La cover è dello Zeppelin Studio di Nicola Callegaro e Valentina Toson e mi è piaciuta proprio per il suo significato evocativo; mi sono sentito subito a bordo di quel vascello in rotta verso nuove avventure, con mezzi impropri e fantasiosi ma pieno di buoni propositi.


Reminiscenze settantiane si avvertono anche nel nome scelto per la band che ti accompagnerà dal vivo, i Salty Frogs, di velata ispirazione younghiana.

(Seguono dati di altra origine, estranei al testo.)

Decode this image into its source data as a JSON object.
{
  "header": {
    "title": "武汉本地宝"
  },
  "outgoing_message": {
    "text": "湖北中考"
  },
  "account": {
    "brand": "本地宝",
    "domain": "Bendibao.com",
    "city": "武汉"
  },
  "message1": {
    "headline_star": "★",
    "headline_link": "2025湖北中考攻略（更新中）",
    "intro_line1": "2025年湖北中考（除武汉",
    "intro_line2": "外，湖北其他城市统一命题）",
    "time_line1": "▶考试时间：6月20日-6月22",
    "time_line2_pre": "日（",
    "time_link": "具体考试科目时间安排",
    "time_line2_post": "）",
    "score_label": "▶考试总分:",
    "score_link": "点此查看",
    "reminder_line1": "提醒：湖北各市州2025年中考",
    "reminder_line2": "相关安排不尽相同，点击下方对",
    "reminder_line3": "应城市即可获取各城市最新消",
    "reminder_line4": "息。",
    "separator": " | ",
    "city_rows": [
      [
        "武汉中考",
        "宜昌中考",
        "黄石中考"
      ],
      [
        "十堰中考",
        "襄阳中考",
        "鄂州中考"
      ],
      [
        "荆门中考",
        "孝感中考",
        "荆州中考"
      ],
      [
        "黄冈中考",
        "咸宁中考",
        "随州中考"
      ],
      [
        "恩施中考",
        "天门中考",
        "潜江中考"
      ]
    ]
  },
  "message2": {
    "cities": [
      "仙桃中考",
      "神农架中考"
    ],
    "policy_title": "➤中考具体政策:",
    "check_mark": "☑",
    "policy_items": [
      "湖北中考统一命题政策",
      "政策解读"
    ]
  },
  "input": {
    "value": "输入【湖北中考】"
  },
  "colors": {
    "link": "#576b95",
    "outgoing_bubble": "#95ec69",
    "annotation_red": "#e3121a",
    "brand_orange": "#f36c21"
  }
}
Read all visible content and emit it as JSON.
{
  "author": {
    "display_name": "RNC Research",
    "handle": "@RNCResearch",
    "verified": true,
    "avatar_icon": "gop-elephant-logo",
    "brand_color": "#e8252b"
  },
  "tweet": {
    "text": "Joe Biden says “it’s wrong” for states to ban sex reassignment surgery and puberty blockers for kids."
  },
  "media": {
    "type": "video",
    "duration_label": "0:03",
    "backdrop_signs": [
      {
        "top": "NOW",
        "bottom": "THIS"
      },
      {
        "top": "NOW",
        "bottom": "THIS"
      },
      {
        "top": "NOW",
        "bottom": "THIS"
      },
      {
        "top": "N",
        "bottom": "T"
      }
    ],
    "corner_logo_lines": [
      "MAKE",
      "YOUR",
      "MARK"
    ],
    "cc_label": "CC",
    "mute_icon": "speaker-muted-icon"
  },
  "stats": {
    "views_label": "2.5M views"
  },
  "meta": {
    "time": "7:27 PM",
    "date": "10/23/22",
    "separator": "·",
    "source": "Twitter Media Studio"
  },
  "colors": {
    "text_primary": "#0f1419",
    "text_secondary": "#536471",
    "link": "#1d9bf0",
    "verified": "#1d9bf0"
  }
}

Puoi presentarci i musicisti che ne fanno parte? 

Si, i Salty Frogs sono una band ad organico variabile, una sorta di grande famiglia pensata per potersi adeguare a tutte le situazioni; al momento ne fanno parte Francesca Arrigoni (voce e percussioni), Francesco Cimini (chitarre), Simone Spreafico (piano e keys), Alex Chiesa (basso) e Arnaldo Ripamonti (batteria, percussioni e voci)


In che modo riproporrai le Cosmic Sessions dal vivo? Cosa deve aspettarsi chi verrà ad assistere ad un tuo concerto? 

Abbiamo già fatto un buon numero di date e devo dire che sono molto contento perché ognuna di esse è stata a suo modo diversa e particolare. Abbiamo suonato elettrici full band o acustici in duo o trio; è divertente perché ogni formazione mette in luce arrangiamenti e aspetti diversi dei pezzi…


Vista la più che buona accoglienza riservata dalla critica al tuo esordio solista, in futuro vi saranno altri capitoli discografici a nome Alessandro Battistini, oppure le “sessioni cosmiche” rimarranno solamente, un pregevole, scarto di lato dal tuo abituale percorso musicale? 

Sicuramente a breve proseguirò come solista; a settembre/ottobre uscirò con un video clip e poi sarò impegnato in una serie di concerti alcuni dei quali fuori dall’Italia. Nel frattempo sto lavorando al nuovo materiale.


Hard blues psichedelico con i Mojo Filter, ed ora questo rilucente caleidoscopio sonoro elettroacustico; il tutto lascia trapelare una curiosità musicale a 360°. Quali sono stati i dischi o gli artisti che hanno maggiormente influenzato, nel corso degli anni, il tuo modo di intendere, nonché di fare, musica? 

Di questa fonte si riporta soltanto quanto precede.